Mohon tunggu...
Fakhri Wirdiyan Hawari
Fakhri Wirdiyan Hawari Mohon Tunggu... Mahasiswa - Mahasiswa Jurusan Pendidikan Sejarah Universitas Siliwangi

Saya adalah mahasiswa aktif di Universitas Siliwangi, Fakultas Keguruan dan Ilmu Pendidikan, Jurusan Pendidikan Sejarah. Saya memiliki ketertarikan terhadap sejarah, gaya hidup, pop culture, dan berkelana. Saya juga sangat tertarik untuk mendapatkan wawasan baru dan memiliki lebih banyak pengalaman yang berkaitan dengan hidup saya.
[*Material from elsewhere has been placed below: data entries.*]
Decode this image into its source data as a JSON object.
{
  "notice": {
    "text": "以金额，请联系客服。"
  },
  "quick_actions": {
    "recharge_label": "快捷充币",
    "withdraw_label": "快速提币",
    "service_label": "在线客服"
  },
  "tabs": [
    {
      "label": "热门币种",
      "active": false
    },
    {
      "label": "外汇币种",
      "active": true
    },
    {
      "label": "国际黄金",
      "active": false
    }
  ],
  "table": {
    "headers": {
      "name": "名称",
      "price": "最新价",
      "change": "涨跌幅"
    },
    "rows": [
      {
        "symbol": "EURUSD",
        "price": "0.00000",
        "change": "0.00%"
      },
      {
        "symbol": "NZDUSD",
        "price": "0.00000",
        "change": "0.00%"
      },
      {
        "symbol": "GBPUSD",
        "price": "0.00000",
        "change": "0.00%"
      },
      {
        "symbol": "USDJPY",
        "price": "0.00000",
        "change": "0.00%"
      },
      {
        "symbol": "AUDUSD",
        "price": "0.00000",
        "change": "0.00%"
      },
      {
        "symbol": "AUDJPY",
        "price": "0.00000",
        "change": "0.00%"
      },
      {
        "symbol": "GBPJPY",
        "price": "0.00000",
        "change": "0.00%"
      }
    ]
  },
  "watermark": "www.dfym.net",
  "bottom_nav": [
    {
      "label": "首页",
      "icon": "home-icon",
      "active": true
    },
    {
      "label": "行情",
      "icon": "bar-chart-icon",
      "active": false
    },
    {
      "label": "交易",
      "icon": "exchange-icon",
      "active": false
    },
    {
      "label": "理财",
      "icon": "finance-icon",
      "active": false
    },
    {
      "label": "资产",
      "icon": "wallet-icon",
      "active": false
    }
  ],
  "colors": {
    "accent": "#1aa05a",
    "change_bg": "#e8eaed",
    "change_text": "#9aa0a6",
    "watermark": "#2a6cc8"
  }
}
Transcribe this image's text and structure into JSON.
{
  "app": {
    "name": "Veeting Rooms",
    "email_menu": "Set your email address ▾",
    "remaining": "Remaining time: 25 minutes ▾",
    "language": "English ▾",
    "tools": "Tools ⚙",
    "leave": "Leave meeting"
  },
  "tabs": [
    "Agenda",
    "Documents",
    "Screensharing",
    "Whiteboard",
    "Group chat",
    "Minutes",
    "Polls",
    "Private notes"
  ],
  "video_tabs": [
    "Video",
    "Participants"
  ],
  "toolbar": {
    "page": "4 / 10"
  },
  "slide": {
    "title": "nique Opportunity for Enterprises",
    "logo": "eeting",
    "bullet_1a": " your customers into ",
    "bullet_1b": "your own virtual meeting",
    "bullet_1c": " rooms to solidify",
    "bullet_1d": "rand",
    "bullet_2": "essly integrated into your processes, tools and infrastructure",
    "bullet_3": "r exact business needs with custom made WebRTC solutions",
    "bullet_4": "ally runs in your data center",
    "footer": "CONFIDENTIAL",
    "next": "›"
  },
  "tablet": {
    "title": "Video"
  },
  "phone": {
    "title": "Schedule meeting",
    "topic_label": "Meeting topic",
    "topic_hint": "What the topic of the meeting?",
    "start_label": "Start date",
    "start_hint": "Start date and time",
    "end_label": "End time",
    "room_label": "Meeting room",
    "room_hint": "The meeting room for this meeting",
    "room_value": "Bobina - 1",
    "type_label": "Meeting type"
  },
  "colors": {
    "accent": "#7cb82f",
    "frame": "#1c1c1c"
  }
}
Dengan memiliki ketertarikan terhadap Sejarah, saya selalu menuliskan kembali apa yang saya baca dan pelajari terhadap sejarah.

Selanjutnya

Tutup

Ilmu Sosbud

Dulu Membebaskan, Kini Terabaikan: Literasi pada Masa Politik Etis dan Masa Kini

5 Desember 2024   16:20 Diperbarui: 5 Desember 2024   16:26 32
+
Laporkan Konten
Laporkan Akun
Kompasiana adalah platform blog. Konten ini menjadi tanggung jawab bloger dan tidak mewakili pandangan redaksi Kompas.
Lihat foto
Kaum Terpelajar pada Masa Politik Etis/Sumber: https://images.app.goo.gl/hfDwG8UcevvPeiBy5 

Pada tahun 1901, pemerintah kolonial Belanda menerapkan kebijakan politik etis atau biasa disebut politik balas budi sebagai respon dari tanggung jawab moral pemerintahan kolonial terhadap rakyat pribumi. Kebijakan ini merupakan gagasan dari Van Deventeer yang mengkritik sistem tanam paksa yang sebelumnya diberlakukan di Hindia Belanda. Kebijakan politik etis menghendaki perbaikan kondisi kehidupan bumiputera dengan bertujuan meningkatkan kesejahteraan Masyarakat kolonial Hindia Belanda yang telah lama dieksploitasi oleh pemerintah kolonial.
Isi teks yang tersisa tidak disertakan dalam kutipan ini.